Adding another layer of complexity, the CSD has identified a number of online outlets that are central to operations spreading pro-Kremlin narratives within Bulgaria. One prominent example is a so-called news website called Pogled Info. This site doesn’t generate its own original content but instead repurposes material from sanctioned Russian entities and Chinese state-controlled sources. We’re talking about news from outlets like Vzglyad, RIA Novosti, Tsargrad TV, and China Radio International – all known for their pro-Kremlin or state-aligned viewpoints. Malinov described this infrastructure as an “amplification network.” He explained, “you can trace an article, which has been published in an EU-sanctioned Russian outlet, which is then republished and stripped.
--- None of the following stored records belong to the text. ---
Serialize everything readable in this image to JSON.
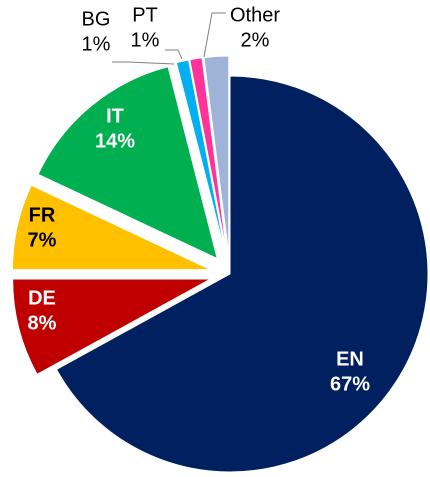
{
  "chart_data": {
    "type": "pie",
    "categories": [
      "EN",
      "DE",
      "FR",
      "IT",
      "BG",
      "PT",
      "Other"
    ],
    "values": [
      67,
      8,
      7,
      14,
      1,
      1,
      2
    ],
    "value_labels": [
      "67%",
      "8%",
      "7%",
      "14%",
      "1%",
      "1%",
      "2%"
    ],
    "colors": [
      "#002060",
      "#c00000",
      "#ffc000",
      "#00b050",
      "#00b0f0",
      "#ff3399",
      "#9fb3d9"
    ]
  }
}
The author’s name is removed and republished on Pogled.” This clever tactic makes it harder to trace the original source and gives the content an air of local legitimacy. What’s even more alarming, according to Malinov, is how quickly these narratives spread: “The claims from these articles are picked up within minutes on social media, often by accounts who are pro-Russian status.” This rapid dissemination highlights the effectiveness of these networks in quickly saturating the online space with their messages, making it incredibly difficult for the truth to catch up. It’s a calculated and efficient pipeline for injecting foreign narratives directly into the Bulgarian information ecosystem, further muddling the waters for citizens trying to make informed decisions.